Ann Bartow’s post about the Espresso on demand printing press highlights that change takes time. Ann’s post notes a Guardian article touting the machine as revolutionary and that a publisher in the U.K. launched a service based on the machine in the past few days. Yet, I wrote about the machine (and more importantly Time magazine did) in November 2007. That post compared Kindle and Espresso. So where did Espresso go in the interim?
According to the article, it has been catching on and now a larger publisher is taking a stab at using the device. Yet, the on demand print world has been growing and claiming viability for some time. Amazon has embraced on demand printing with its Book Surge service (rival to Lulu and Blurb) for more than a year (Blurb has been around since 2006). So is the on demand print world still just getting out of the blocks? If so, why hasn’t it caught on more quickly? It may be that this time frame is short for a new technology. Heck, the guts of the Internet were around for quite some time until a few pieces clicked and the hockey stick growth began. I hope we are verging on the same for on demand publishing.
I, for one, would love the ability to print books on demand. If we had a more coherent copyright system (see my paper on descendible copyright for an example of one way copyright is incoherent), one could perhaps find a work, then the copyright holder, and order a book with royalties reaching whomever was entitled to them.
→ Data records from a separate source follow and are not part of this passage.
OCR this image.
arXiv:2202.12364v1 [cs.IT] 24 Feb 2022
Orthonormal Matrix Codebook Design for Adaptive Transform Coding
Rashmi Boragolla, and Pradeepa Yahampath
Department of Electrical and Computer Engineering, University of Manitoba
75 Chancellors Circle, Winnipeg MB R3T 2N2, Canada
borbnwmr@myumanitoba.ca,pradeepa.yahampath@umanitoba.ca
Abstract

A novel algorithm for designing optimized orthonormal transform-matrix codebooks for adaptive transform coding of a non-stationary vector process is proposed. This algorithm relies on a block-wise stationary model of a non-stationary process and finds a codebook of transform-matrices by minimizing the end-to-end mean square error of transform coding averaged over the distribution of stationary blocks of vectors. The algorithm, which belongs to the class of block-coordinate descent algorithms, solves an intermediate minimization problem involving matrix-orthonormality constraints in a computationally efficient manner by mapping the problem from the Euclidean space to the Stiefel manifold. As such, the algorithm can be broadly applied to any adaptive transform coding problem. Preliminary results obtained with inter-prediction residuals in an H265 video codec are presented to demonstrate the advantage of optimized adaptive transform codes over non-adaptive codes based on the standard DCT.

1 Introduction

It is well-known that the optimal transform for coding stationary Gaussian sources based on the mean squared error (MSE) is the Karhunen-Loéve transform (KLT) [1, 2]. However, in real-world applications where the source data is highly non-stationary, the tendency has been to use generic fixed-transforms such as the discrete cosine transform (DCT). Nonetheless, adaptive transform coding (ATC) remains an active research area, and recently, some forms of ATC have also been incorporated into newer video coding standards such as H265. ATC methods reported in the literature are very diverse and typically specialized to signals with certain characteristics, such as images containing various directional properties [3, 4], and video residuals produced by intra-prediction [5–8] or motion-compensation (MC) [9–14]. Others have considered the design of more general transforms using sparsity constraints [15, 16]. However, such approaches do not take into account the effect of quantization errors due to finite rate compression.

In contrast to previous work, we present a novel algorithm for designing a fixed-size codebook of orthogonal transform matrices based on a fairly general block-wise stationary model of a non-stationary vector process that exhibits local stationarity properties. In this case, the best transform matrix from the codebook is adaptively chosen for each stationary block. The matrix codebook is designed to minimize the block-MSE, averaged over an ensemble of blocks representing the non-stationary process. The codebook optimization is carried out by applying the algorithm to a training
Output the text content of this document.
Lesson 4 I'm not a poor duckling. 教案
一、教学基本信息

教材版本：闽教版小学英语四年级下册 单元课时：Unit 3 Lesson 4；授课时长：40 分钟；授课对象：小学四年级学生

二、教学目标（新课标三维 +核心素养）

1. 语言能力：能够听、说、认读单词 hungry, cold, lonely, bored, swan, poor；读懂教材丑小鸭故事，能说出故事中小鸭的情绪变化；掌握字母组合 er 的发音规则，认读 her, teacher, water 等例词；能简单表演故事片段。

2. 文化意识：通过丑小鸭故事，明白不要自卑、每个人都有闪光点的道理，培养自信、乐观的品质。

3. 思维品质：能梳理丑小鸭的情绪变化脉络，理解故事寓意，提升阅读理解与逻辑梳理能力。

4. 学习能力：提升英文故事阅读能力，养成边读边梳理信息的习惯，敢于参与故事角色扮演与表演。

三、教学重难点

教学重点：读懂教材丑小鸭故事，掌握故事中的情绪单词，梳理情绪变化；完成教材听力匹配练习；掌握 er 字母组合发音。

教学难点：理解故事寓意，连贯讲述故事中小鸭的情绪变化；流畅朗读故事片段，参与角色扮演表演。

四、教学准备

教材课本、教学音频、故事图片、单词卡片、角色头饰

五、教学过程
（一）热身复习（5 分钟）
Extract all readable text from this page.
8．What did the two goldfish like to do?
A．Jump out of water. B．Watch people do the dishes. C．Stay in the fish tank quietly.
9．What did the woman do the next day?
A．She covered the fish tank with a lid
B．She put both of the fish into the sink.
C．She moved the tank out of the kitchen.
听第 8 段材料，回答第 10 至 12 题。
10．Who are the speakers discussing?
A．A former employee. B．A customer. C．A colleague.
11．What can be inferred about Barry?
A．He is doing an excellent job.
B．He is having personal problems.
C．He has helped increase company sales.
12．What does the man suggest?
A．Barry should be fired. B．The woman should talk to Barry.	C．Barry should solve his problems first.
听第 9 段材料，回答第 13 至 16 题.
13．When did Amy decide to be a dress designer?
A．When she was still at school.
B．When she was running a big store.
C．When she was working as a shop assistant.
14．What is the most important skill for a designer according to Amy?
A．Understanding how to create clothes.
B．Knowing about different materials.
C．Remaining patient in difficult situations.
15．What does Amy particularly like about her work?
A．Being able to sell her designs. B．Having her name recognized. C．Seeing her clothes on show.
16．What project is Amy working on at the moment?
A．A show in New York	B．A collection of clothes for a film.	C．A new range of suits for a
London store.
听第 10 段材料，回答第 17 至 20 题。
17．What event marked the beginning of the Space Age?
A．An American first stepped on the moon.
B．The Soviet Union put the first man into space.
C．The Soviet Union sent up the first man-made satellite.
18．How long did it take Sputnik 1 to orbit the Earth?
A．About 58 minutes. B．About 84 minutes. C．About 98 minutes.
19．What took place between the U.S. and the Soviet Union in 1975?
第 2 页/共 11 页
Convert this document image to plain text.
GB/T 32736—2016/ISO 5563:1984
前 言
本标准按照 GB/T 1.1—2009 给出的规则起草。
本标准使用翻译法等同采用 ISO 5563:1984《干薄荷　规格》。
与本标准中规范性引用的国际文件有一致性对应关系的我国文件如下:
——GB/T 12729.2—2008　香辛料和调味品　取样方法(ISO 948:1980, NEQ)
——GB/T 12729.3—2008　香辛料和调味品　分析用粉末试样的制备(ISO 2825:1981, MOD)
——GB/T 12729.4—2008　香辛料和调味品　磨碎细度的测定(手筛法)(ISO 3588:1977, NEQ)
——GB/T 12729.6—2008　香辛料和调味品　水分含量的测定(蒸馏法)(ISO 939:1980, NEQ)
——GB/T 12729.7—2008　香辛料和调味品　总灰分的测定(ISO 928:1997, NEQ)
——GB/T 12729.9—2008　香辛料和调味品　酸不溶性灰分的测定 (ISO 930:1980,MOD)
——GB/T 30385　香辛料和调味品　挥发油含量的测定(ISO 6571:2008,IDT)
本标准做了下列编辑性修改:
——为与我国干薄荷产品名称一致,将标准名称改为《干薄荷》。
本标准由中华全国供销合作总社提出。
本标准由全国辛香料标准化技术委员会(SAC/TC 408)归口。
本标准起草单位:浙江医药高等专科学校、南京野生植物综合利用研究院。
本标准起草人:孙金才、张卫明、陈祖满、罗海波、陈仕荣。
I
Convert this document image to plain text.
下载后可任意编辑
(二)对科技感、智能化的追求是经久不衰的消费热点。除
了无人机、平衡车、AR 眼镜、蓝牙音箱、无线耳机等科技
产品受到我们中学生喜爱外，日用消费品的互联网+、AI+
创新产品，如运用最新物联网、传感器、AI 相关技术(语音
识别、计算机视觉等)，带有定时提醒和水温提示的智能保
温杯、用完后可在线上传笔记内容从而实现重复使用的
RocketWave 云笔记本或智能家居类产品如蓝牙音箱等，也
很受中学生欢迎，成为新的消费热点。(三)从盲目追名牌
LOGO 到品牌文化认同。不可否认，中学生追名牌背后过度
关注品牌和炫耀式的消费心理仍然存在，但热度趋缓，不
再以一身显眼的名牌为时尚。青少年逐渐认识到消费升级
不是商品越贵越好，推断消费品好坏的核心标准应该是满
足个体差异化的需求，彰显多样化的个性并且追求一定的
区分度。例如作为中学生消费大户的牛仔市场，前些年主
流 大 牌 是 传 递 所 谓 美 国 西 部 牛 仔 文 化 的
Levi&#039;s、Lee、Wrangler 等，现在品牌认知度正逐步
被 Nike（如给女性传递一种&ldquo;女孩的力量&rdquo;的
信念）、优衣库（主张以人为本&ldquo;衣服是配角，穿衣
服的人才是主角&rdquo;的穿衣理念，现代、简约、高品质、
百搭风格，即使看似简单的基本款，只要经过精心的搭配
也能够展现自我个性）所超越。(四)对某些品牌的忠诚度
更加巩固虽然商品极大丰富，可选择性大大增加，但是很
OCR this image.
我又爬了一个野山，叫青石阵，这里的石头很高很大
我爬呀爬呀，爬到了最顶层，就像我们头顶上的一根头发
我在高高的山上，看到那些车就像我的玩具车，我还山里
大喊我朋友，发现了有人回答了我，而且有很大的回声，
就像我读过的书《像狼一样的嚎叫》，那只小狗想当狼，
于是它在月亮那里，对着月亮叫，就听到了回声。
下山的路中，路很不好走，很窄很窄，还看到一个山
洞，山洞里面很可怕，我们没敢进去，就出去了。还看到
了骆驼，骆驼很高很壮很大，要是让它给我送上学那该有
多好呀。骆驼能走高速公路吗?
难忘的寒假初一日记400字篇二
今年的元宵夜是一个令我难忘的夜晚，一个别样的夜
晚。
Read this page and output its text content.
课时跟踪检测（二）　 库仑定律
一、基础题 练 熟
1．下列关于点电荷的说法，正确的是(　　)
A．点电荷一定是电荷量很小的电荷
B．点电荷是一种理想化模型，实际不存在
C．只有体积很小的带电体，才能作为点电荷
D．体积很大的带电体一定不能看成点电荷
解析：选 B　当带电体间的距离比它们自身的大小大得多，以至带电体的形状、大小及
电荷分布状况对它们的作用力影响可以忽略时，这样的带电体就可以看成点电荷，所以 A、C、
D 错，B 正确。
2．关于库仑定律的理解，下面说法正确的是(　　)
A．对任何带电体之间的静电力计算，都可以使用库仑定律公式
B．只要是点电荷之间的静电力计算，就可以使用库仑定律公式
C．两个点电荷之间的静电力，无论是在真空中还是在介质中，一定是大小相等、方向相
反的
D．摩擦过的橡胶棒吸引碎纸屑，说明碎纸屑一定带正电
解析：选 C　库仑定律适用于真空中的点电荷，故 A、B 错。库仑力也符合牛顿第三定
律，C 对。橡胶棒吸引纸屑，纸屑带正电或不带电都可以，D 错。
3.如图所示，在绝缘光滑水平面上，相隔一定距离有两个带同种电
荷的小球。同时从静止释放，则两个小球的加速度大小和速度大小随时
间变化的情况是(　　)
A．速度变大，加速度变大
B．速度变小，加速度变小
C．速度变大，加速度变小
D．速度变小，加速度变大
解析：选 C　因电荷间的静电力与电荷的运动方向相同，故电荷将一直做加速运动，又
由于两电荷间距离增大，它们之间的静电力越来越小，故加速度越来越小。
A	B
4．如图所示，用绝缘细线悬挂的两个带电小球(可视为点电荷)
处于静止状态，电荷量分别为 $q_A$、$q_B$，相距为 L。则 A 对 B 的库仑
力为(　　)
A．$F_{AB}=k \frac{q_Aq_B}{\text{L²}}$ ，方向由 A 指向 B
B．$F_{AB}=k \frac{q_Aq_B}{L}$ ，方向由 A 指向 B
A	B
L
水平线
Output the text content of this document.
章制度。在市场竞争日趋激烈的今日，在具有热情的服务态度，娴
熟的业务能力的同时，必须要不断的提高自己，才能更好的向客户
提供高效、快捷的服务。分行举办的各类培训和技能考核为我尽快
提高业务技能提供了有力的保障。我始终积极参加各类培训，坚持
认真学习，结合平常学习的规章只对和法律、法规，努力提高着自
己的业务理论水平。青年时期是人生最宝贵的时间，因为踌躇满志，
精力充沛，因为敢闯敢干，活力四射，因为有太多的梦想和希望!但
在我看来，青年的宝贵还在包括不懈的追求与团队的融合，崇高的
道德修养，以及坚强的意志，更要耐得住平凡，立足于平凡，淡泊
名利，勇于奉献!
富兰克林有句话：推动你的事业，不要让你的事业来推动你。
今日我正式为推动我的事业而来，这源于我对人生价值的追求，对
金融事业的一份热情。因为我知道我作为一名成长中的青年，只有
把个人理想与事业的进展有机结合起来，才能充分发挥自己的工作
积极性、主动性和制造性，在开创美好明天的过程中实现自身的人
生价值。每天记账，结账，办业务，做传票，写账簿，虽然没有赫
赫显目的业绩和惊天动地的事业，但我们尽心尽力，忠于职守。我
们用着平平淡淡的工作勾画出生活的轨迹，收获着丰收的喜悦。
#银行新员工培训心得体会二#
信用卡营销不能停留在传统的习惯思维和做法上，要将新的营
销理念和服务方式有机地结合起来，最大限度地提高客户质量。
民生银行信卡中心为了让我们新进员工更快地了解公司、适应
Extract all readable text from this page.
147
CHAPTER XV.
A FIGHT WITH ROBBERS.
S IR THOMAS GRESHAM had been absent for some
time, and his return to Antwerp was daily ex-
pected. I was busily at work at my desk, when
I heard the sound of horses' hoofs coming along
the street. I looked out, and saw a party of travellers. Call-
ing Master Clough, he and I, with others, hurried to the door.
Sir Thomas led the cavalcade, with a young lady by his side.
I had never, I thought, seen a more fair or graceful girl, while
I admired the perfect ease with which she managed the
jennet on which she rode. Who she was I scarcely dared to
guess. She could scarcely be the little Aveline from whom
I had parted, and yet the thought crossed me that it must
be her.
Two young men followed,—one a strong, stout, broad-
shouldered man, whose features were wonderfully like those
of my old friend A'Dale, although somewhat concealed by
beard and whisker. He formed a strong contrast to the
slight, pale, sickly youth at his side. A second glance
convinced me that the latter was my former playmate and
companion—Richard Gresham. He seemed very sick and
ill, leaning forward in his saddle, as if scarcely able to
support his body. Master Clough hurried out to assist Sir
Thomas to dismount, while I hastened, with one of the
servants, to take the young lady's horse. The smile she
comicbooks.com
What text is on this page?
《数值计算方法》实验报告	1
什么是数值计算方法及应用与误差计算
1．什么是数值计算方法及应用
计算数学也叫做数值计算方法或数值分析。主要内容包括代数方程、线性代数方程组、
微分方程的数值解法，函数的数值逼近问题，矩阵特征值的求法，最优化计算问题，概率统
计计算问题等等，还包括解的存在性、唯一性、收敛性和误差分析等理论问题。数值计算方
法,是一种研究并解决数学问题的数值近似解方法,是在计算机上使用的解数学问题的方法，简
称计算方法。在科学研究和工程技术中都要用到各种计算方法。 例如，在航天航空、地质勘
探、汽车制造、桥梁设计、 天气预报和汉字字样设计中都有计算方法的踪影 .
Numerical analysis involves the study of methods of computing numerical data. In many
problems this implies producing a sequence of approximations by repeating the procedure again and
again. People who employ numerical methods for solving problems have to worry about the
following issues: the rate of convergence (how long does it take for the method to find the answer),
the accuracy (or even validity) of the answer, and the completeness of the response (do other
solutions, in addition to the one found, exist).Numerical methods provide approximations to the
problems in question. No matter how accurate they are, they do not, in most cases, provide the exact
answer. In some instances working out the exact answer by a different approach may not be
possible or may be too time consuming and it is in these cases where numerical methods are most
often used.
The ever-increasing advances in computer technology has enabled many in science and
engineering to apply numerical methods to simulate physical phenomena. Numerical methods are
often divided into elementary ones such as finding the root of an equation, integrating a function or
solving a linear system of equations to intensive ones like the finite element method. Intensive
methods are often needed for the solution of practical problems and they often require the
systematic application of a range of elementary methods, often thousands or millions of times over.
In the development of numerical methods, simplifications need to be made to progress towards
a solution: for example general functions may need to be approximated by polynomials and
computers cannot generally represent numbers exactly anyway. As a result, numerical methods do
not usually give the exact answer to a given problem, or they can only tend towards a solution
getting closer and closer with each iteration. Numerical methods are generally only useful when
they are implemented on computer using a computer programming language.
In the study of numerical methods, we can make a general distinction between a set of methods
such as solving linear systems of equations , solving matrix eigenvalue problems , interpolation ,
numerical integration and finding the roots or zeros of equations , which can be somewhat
Public domain works could be printed in a low cost way. As Time put it Espresso “can churn out a 300-page paperback on demand, complete with color cover, in just 3 min. The $50,000 machine could transform libraries into minibookstores, making hard-to-find titles as accessible as cappuccinos. At $3 a book they might be cheaper too.” So maybe the time has come for universities and/or cities to invest in a machine (or maybe the universities and cities in say San Diego county would invest in and share one machine) so that anyone could find the text and get a copy. One study suggests that inter-library loans costs alone justify spending the money on a machine (total annual cost was above $100k for one university; and another school claimed a cost of $45 per ILL request).
As I write this post, I find I want to learn more about these questions, because I am excited. It seems to me that with on demand printing, we could see a huge cost savings and breakthrough in access-to-knowledge. There should be opportunities and really a market that would drive better copyright clearing systems for print matter. There will of course be some problems and questions (e.g., cost to user, disparity in ability to check out a book for free (or because of taxes) and the possible shift to a pure pay to use model). Nonetheless, we may be seeing a the start of a digitally driven, print revolution.